Culturellement parlant, l'utérus est une source riche d'image. Les études de Janice Boddy montre que, au Soudan, il est représenté par une maison avec une porte, la comédie grecque utilise porte et portail dans l'imagerie sexuelle. L'utérus peut aussi être considérée comme un récipient ou un jardin à cultiver. Dans l'imagerie grecque, les femmes sont de nature chaude ou froide, l'utérus est chaud puisqu'il lui est nécessaire de l'être afin de cuisiner la petite graine et en faire un bel enfant381(*). La métaphore du four exprime également très bien ce que les hommes grecs attendaient de l'utérus.

Les médecins grecs et biologistes grecs utilisent le mot cheilê pour désigner les lèvres du col de l'utérus, le mot stoma qui désigne la bouche pour nommer l'orifice utérin382(*). Ils utilisent le même vocabulaire pour évoquer le vagin383(*), mais ils attachent plus d'attention à la bouche intérieure et invisible de la matrice qu'à l'entrée bien visible du vagin. Dans le traité Ancienne Médecine, la bouche d'en haut et ses lèvres sont clairement comparées à la matrice384(*), leur forme étant identique : étroite d'abord, puis creuse et large afin de pouvoir aspirer un liquide. D'ailleurs les médecins n'hésitent pas à établir une liaison directe entre la bouche d'en haut et la bouche d'en bas. Un teste de grossesse est très parlant à ce sujet :

« Cela fait, versant dans une phiale d'argent ou de cuivre du parfum blanc égyptien et du sel, et s'enveloppant, la femme s'assoira sur la phiale. Si l'odeur du parfum lui vient par la bouche on déclarera qu'elle peut concevoir et que la matrice est encore saine. Si l'odeur ne pénètre pas, on ne perdra pas courage ; au moment de se coucher, elle s'appliquera le parfum égyptien dans de la laine. Le lendemain, elle examinera si l'orifice utérin est plus droit »385(*)

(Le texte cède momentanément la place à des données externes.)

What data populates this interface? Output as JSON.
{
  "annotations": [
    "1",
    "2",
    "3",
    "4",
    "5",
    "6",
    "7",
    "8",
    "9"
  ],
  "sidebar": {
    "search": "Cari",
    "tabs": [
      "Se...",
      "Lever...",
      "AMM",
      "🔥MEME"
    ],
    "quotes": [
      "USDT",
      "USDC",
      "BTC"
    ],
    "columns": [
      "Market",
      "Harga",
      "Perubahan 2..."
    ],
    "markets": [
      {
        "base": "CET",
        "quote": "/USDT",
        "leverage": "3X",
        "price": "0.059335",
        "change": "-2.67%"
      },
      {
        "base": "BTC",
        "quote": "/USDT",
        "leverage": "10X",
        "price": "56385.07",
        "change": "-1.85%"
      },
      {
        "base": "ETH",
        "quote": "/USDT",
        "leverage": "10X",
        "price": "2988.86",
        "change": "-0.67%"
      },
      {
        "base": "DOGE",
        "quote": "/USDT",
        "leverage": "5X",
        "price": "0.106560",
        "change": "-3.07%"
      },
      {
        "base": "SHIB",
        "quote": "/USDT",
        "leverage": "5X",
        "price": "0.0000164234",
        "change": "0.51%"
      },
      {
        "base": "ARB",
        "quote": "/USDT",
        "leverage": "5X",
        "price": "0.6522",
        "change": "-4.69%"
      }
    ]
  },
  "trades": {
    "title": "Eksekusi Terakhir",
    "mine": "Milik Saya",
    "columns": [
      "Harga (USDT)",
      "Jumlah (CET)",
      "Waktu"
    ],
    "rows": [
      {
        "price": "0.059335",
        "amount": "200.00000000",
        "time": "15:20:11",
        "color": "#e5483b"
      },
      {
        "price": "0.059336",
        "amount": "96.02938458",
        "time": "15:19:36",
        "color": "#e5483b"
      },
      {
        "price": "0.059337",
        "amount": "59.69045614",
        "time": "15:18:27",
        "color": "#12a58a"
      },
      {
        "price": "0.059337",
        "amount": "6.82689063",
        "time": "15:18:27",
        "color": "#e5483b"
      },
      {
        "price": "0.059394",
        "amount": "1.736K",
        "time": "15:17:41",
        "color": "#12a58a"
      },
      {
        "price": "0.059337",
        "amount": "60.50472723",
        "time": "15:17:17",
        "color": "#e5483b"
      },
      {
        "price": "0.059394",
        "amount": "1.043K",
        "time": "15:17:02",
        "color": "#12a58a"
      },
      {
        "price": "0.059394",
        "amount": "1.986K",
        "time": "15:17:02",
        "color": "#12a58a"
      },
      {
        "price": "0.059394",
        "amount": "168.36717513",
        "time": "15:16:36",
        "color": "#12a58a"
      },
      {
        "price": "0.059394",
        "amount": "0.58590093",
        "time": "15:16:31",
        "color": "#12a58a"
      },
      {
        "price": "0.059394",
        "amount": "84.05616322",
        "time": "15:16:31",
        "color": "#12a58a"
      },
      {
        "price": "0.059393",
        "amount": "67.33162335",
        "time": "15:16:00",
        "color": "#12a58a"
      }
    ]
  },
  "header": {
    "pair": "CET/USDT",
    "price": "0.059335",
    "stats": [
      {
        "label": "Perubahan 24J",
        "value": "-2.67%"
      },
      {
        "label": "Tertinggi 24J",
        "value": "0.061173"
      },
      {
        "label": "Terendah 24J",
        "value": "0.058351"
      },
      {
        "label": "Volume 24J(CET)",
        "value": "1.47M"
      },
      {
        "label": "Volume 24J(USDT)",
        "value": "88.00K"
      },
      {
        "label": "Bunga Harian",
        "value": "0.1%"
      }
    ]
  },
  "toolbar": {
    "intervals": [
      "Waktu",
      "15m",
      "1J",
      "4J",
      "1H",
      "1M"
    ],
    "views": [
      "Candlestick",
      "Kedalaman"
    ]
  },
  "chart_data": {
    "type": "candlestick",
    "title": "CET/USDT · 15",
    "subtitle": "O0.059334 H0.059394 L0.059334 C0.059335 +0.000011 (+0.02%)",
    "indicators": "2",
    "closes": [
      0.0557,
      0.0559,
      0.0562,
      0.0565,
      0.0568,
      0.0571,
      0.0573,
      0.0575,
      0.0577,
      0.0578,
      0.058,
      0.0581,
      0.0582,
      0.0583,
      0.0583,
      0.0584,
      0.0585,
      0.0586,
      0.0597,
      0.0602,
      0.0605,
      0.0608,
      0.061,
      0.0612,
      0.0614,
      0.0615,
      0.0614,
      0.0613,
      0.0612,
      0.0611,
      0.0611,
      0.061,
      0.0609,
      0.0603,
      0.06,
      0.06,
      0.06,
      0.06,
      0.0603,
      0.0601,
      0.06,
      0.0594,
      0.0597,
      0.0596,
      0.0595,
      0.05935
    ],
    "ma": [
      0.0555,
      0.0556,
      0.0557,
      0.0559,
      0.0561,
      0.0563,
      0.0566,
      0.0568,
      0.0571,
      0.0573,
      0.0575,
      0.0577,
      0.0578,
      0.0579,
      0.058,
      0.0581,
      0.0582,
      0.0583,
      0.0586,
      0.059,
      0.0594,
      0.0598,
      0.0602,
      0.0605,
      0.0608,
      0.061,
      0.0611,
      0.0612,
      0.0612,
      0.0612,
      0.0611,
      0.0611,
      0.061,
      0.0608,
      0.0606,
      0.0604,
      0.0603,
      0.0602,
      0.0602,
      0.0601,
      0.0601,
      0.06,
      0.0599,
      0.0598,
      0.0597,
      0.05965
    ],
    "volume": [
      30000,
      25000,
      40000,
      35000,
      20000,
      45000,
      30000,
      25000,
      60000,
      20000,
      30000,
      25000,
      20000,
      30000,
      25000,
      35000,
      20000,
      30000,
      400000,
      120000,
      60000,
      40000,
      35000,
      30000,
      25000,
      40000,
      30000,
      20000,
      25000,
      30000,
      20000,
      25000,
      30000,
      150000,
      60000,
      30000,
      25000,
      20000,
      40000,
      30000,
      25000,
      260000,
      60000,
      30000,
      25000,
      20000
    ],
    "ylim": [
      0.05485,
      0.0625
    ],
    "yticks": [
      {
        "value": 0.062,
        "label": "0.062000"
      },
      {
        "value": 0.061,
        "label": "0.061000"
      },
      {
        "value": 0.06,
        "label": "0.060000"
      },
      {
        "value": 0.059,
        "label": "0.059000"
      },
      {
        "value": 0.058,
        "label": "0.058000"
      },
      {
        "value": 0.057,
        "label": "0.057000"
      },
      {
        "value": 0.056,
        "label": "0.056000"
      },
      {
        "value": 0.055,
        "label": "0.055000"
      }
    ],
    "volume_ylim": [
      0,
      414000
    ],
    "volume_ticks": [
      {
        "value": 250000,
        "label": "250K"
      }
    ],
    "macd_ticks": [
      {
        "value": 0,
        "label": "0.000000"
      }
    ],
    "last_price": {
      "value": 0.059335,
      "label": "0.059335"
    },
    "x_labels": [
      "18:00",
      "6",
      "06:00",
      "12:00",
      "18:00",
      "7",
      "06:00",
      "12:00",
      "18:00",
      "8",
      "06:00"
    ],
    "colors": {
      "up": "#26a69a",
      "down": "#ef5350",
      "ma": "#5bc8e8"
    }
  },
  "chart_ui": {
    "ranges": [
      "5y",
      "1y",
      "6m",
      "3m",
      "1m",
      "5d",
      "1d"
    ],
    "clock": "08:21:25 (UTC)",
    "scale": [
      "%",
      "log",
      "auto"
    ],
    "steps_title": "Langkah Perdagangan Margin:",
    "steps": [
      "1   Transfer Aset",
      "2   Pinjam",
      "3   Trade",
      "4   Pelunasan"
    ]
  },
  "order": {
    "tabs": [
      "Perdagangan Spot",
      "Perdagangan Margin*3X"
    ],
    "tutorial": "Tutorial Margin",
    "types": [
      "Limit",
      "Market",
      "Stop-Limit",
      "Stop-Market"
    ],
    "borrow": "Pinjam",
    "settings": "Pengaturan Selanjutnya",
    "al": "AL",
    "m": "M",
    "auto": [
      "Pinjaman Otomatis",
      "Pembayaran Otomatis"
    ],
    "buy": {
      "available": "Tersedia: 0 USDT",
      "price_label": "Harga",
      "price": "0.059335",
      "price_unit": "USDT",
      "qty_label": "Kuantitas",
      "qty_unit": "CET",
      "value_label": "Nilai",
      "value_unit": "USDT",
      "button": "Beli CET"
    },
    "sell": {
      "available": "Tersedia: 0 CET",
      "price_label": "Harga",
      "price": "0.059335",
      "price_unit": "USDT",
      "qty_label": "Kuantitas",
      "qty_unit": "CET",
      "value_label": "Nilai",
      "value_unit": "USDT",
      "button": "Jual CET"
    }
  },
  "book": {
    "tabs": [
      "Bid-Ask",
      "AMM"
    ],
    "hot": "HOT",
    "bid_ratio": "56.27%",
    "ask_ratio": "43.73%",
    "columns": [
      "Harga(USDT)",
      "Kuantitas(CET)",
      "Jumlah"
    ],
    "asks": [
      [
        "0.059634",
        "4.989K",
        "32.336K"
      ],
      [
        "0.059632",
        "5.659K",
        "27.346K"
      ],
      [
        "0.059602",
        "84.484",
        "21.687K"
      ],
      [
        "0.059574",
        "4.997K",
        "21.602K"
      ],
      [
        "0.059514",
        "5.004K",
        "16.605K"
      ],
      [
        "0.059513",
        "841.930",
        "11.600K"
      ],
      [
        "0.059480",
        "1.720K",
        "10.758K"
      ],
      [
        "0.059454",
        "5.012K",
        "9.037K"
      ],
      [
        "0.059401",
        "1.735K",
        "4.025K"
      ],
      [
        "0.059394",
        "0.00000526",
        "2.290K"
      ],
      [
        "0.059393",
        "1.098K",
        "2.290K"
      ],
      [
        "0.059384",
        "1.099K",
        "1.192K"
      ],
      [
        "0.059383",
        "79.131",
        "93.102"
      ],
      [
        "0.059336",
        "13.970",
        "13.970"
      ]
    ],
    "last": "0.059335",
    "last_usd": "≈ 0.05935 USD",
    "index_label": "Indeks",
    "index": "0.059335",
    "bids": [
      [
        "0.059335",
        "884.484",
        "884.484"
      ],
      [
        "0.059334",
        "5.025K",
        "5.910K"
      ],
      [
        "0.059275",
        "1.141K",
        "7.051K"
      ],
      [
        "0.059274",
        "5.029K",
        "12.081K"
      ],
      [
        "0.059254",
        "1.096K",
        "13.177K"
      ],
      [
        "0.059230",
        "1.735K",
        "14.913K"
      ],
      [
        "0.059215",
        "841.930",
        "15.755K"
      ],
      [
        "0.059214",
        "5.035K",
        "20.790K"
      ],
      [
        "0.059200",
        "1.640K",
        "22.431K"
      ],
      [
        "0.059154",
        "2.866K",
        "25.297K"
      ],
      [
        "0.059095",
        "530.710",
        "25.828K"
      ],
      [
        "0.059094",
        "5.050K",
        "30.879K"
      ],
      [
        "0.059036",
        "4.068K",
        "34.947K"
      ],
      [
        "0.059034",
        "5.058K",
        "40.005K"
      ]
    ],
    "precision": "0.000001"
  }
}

Comme l'a affirmé Robert Joly, « la matrice est une personne dans une personne », elle a donc un cou. En grec, le cou se dit auchên ou trachêlos, comme le col de l'utérus. Nicole Loraux affirme que :

« la femme est prise entre deux bouches, entre deux cols, où les errances de la matrice entravent brutalement la voix dans la gorge des femmes, où mainte jeune fille en âge d'être nymphè se pend pour échapper à l'étouffement redoutable qui, à l'intérieur de son corps, l'affole386(*) »

Les Hippocratiques considèrent la matrice comme un récipient387(*), Dean-Jones et Hanson ont suggéré que c'était un pot. Métaphore du vase, on retrouve dans les traités toute une physique du récipient. Le vase, comme l'utérus, à des lèvres, un col, et une panse388(*).

Le askos semble avoir été l'image générale que se faisait les Hippocratiques de l'utérus. Ceci semble lié à sa capacité à s'étendre pour recevoir le foetus durant la grossesse389(*). En effet, Nature de l'enfant décrit l'utérus comme souple, les Hippocratiques l'ont sans doute imaginé ainsi afin de contenir le foetus durant la grossesse.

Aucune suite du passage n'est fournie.